Arithmetic question

Look at this simple arithmetic line:

long icr1_count = 16000000 / (20000 * 2);

Initially, the "20000" is a defined constant in a macro, I changed it to the real value to debug.

I used Serial.print() to see the value of icr1_count, and its value is: -626 It is negative.

Now I changed the line, I typecasted it:

long icr1_count = 16000000 / (long)(20000 * 2);

The serial monitor says: icr1_count = -626 It was still wrong.

I then tried this:

long icr1_count = 16000000 / ((long)20000 * 2);

Serial monitor says: icr1_count = 400

Can you please explain what just happened?
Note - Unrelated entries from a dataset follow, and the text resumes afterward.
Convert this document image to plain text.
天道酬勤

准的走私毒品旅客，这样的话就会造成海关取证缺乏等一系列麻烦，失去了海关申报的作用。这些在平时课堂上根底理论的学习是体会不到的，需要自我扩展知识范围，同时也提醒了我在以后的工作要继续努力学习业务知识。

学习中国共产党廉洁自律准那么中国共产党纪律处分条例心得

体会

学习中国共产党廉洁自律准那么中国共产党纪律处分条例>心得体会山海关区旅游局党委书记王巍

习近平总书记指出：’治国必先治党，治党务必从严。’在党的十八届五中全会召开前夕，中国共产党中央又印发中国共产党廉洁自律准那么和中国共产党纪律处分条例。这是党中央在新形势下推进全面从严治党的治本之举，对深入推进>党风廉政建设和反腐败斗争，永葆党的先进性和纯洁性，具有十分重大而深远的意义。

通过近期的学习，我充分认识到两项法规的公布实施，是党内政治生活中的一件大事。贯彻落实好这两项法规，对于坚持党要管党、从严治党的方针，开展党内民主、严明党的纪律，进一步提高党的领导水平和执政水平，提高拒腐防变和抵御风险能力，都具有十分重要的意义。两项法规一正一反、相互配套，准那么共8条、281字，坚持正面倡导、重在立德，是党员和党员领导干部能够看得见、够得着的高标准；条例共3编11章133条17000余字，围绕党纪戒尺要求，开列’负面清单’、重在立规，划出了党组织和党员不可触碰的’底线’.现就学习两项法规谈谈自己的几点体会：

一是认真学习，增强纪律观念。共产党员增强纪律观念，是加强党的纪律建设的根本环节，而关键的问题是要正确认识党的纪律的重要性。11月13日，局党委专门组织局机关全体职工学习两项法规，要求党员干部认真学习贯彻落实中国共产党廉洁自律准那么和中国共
Thanks. =)

Can you please explain what just happened?

Signed 16 bit arithmetic happened.

long icr1_count = 16000000L/ (20000L * 2)

AWOL:

Can you please explain what just happened?

Signed 16 bit arithmetic happened.

long icr1_count = 16000000L/ (20000L * 2)
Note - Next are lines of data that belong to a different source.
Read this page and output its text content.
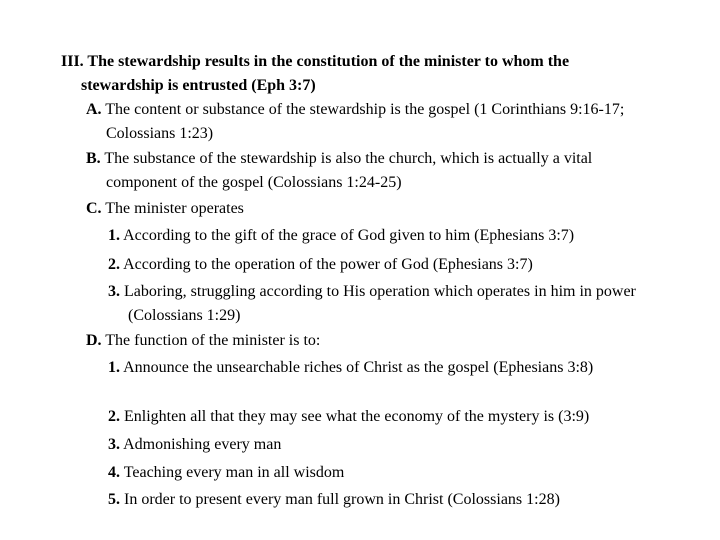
III. The stewardship results in the constitution of the minister to whom the stewardship is entrusted (Eph 3:7)
A. The content or substance of the stewardship is the gospel (1 Corinthians 9:16-17; Colossians 1:23)
B. The substance of the stewardship is also the church, which is actually a vital component of the gospel (Colossians 1:24-25)
C. The minister operates
1. According to the gift of the grace of God given to him (Ephesians 3:7)
2. According to the operation of the power of God (Ephesians 3:7)
3. Laboring, struggling according to His operation which operates in him in power (Colossians 1:29)
D. The function of the minister is to:
1. Announce the unsearchable riches of Christ as the gospel (Ephesians 3:8)
2. Enlighten all that they may see what the economy of the mystery is (3:9)
3. Admonishing every man
4. Teaching every man in all wisdom
5. In order to present every man full grown in Christ (Colossians 1:28)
Well, that is obvious. Also is this a valid notation in C: 20000L ? This is the first time I've seen it..

Then if this works, why does typecasting (20000 * 2) didn't work?
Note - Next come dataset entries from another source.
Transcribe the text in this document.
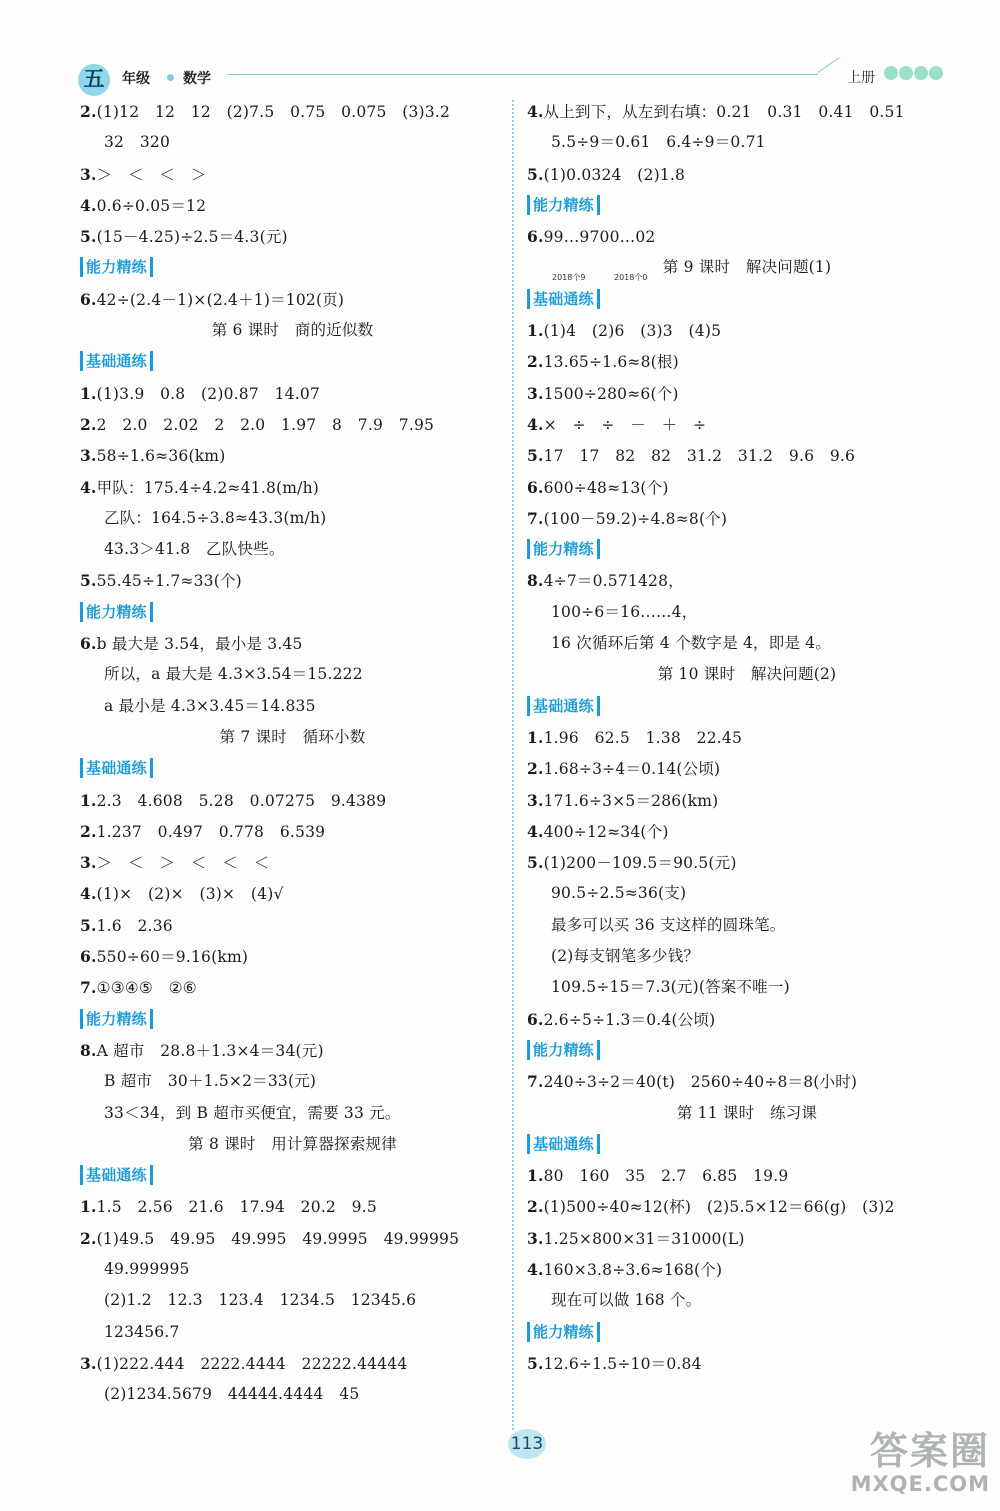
五	年级 数学	上册
2.(1)12　12　12　(2)7.5　0.75　0.075　(3)3.2
32　320
3.＞　＜　＜　＞
4.0.6÷0.05＝12
5.(15－4.25)÷2.5＝4.3(元)
能力精练
6.42÷(2.4－1)×(2.4＋1)＝102(页)
第 6 课时　商的近似数
基础通练
1.(1)3.9　0.8　(2)0.87　14.07
2.2　2.0　2.02　2　2.0　1.97　8　7.9　7.95
3.58÷1.6≈36(km)
4.甲队：175.4÷4.2≈41.8(m/h)
乙队：164.5÷3.8≈43.3(m/h)
43.3＞41.8　乙队快些。
5.55.45÷1.7≈33(个)
能力精练
6.b 最大是 3.54，最小是 3.45
所以，a 最大是 4.3×3.54＝15.222
a 最小是 4.3×3.45＝14.835
第 7 课时　循环小数
基础通练
1.2.3　4.608　5.28　0.07275　9.4389
2.1.237　0.497　0.778　6.539
3.＞　＜　＞　＜　＜　＜
4.(1)×　(2)×　(3)×　(4)√
5.1.6　2.36
6.550÷60＝9.16(km)
7.①③④⑤　②⑥
能力精练
8.A 超市　28.8＋1.3×4＝34(元)
B 超市　30＋1.5×2＝33(元)
33＜34，到 B 超市买便宜，需要 33 元。
第 8 课时　用计算器探索规律
基础通练
1.1.5　2.56　21.6　17.94　20.2　9.5
2.(1)49.5　49.95　49.995　49.9995　49.99995
49.999995
(2)1.2　12.3　123.4　1234.5　12345.6
123456.7
3.(1)222.444　2222.4444　22222.44444
(2)1234.5679　44444.4444　45
4.从上到下，从左到右填：0.21　0.31　0.41　0.51
5.5÷9＝0.61　6.4÷9＝0.71
5.(1)0.0324　(2)1.8
能力精练
6.99…9700…02
第 9 课时　解决问题(1)
基础通练
1.(1)4　(2)6　(3)3　(4)5
2.13.65÷1.6≈8(根)
3.1500÷280≈6(个)
4.×　÷　÷　－　＋　÷
5.17　17　82　82　31.2　31.2　9.6　9.6
6.600÷48≈13(个)
7.(100－59.2)÷4.8≈8(个)
能力精练
8.4÷7＝0.571428，
100÷6＝16……4，
16 次循环后第 4 个数字是 4，即是 4。
第 10 课时　解决问题(2)
基础通练
1.1.96　62.5　1.38　22.45
2.1.68÷3÷4＝0.14(公顷)
3.171.6÷3×5＝286(km)
4.400÷12≈34(个)
5.(1)200－109.5＝90.5(元)
90.5÷2.5≈36(支)
最多可以买 36 支这样的圆珠笔。
(2)每支钢笔多少钱？
109.5÷15＝7.3(元)(答案不唯一)
6.2.6÷5÷1.3＝0.4(公顷)
能力精练
7.240÷3÷2＝40(t)　2560÷40÷8＝8(小时)
第 11 课时　练习课
基础通练
1.80　160　35　2.7　6.85　19.9
2.(1)500÷40≈12(杯)　(2)5.5×12＝66(g)　(3)2
3.1.25×800×31＝31000(L)
4.160×3.8÷3.6≈168(个)
现在可以做 168 个。
能力精练
5.12.6÷1.5÷10＝0.84
2018个9	2018个0
113	答案圈
MXQE.COM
Also is this a valid notation in C: 20000L ?

Yes, that’s why I showed it to you.

why does typecasting (20000 * 2) didn’t work?

Because 40000 > 32767

Ah, so intermediate calculation values are stored as int by default? OK=)

Thanks =)

Intermediate calculation values on ints are stored handled (not necessarily stored) as int.

Well, when they are handled, the values reside in the memory right? So i think "stored" is also correct. Everything are stored in the registers, its just how the cpu interpret them.

wakoko79: Well, when they are handled, the values reside in the memory right? So i think "stored" is also correct. Everything are stored in the registers, its just how the cpu interpret them.

It's only semantics, but 'handled' is the more correct term. In other words, what code is generated in order to evaluate the expression you coded.